I understand the situation. As a believer in Jesus, I believe that the Bible is the standard of truth and that knowing Jesus involves knowing how Christ is revealed in its pages.  This has lead me [and many, many others, but hey we’re talking about me here…] to pursue knowledge, thinking that knowledge itself is how I grow up spiritually. Even typing those words, it sounds so wrong, but that is how we as Christians act.

Paul spoke directly to this idea when he said, “…while knowledge makes us feel important, it is love that strengthens the church,” (1 Corinthians 8:1). Paul knew there was a deception in the church that would cause us to substitute knowledge with true love and maturity. A.W. Tozer, echoing these sentiments hundreds of years later said, “You can be straight as a gun barrel theologically, and as empty as one spiritually.” Again, the idea is knowledge can make us feel like we arrived, but can leave us empty at the end of the day. If information was all we needed, we’d have completed the Great Commission by now and each made hundreds of disciples.
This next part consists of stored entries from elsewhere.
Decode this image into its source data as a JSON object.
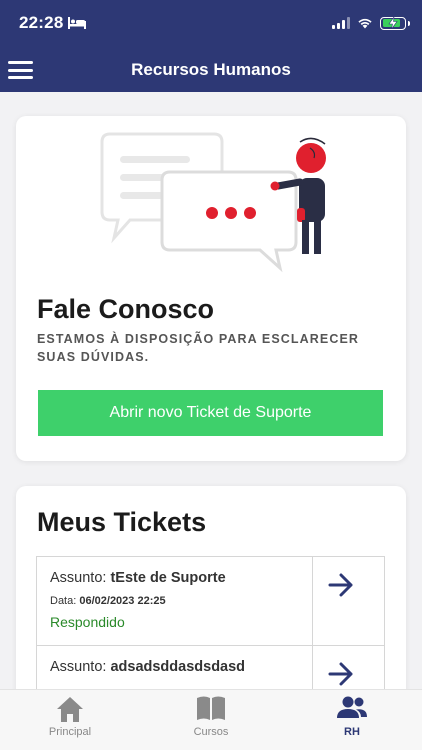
{
  "status_bar": {
    "time": "22:28"
  },
  "header": {
    "title": "Recursos Humanos"
  },
  "contact_card": {
    "title": "Fale Conosco",
    "subtitle": "ESTAMOS À DISPOSIÇÃO PARA ESCLARECER SUAS DÚVIDAS.",
    "button_label": "Abrir novo Ticket de Suporte"
  },
  "tickets_card": {
    "title": "Meus Tickets",
    "subject_label": "Assunto:",
    "date_label": "Data:",
    "tickets": [
      {
        "subject": "tEste de Suporte",
        "date": "06/02/2023 22:25",
        "status": "Respondido"
      },
      {
        "subject": "adsadsddasdsdasd"
      }
    ]
  },
  "tabbar": {
    "tabs": [
      {
        "label": "Principal",
        "icon": "home-icon"
      },
      {
        "label": "Cursos",
        "icon": "book-icon"
      },
      {
        "label": "RH",
        "icon": "people-icon",
        "active": true
      }
    ]
  },
  "colors": {
    "primary": "#2d3875",
    "accent_red": "#e0202e",
    "button_green": "#3ed06b",
    "status_green": "#2a8a2a"
  }
}
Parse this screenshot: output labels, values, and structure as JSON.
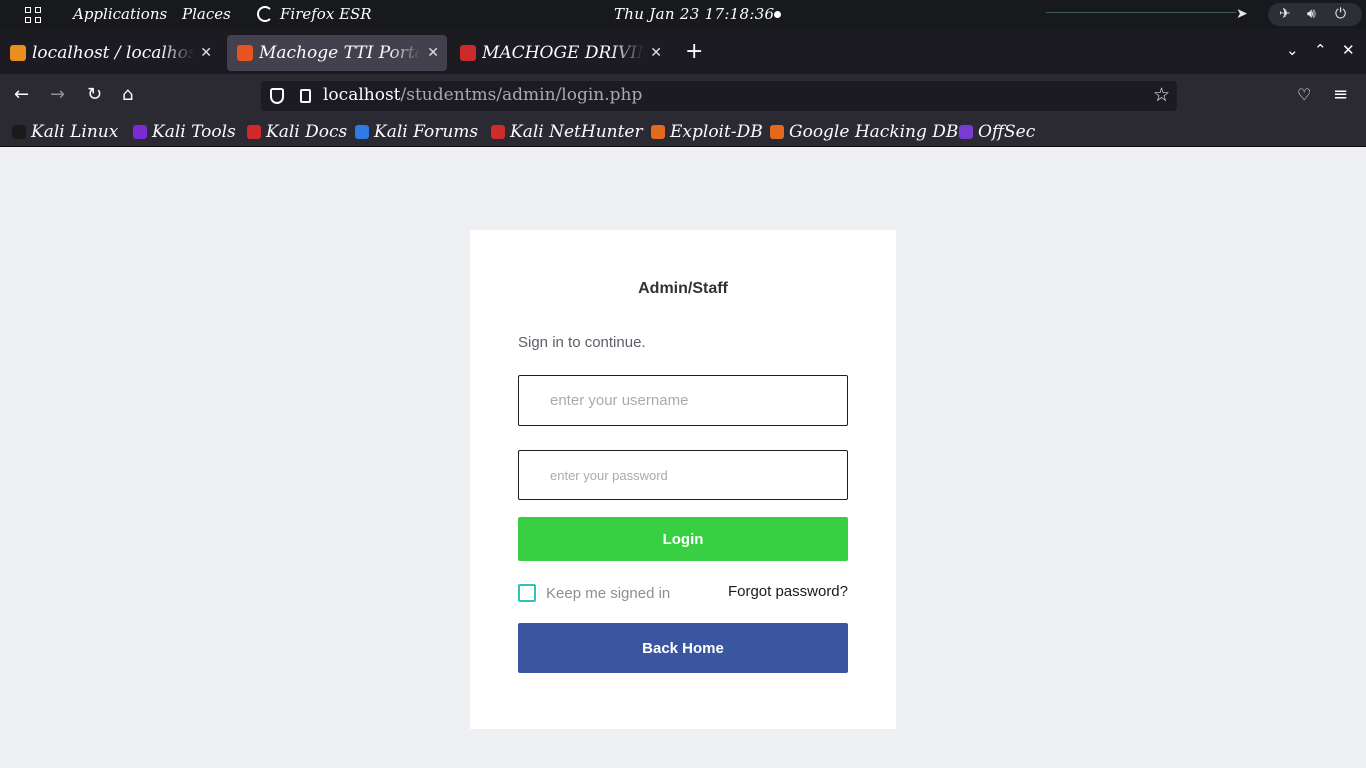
{
  "system_panel": {
    "applications": "Applications",
    "places": "Places",
    "active_app": "Firefox ESR",
    "clock": "Thu Jan 23  17:18:36"
  },
  "tabs": [
    {
      "title": "localhost / localhost",
      "active": false,
      "favicon_color": "#e98f1f"
    },
    {
      "title": "Machoge TTI Portal",
      "active": true,
      "favicon_color": "#e8541f"
    },
    {
      "title": "MACHOGE DRIVING",
      "active": false,
      "favicon_color": "#cc2a2a"
    }
  ],
  "toolbar": {
    "url_host": "localhost",
    "url_path": "/studentms/admin/login.php"
  },
  "bookmarks": [
    {
      "label": "Kali Linux",
      "icon_color": "#1a1a1a"
    },
    {
      "label": "Kali Tools",
      "icon_color": "#7a2bd6"
    },
    {
      "label": "Kali Docs",
      "icon_color": "#d02929"
    },
    {
      "label": "Kali Forums",
      "icon_color": "#2f7be6"
    },
    {
      "label": "Kali NetHunter",
      "icon_color": "#d12c2c"
    },
    {
      "label": "Exploit-DB",
      "icon_color": "#e36a1d"
    },
    {
      "label": "Google Hacking DB",
      "icon_color": "#e36a1d"
    },
    {
      "label": "OffSec",
      "icon_color": "#7a3bd1"
    }
  ],
  "login": {
    "title": "Admin/Staff",
    "subtitle": "Sign in to continue.",
    "username_placeholder": "enter your username",
    "password_placeholder": "enter your password",
    "login_label": "Login",
    "remember_label": "Keep me signed in",
    "remember_checked": false,
    "forgot_label": "Forgot password?",
    "back_label": "Back Home"
  },
  "colors": {
    "login_button": "#39cf43",
    "back_button": "#3b56a0",
    "checkbox_border": "#31c3b6",
    "page_background": "#eef0f4"
  }
}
There’s more to Christ than just mental understanding. 

The other day I feel like the Lord spoke this to my spirit: “There are people alive today who have better theology than the apostle Paul, yet there are fewer apostle Paul’s on the Earth.”  What I felt like He meant by that is there are people alive today who know the Gospels, they’ve dissected the epistles, they know historical theology and probably have a more articulate handle on the Bible than even the apostle Paul did. But these same people aren’t living Paul’s life.  They aren’t turning the world upside down. They’re bookish, but not Kingdom-ish.

So to you are caught in that same trap that I’ve been caught in, I say this with love: repent. Don’t put your trust in your learning. Put your trust in a living Jesus who wants to encounter you, teach you to love, and carry the Gospel to the ends of the Earth, raising up disciples along the way. Don’t abandon a sound understanding of God’s word, but let the understanding be birthed out of love for Jesus and obedience to what He’s commanded, not out of a pursuit to know more.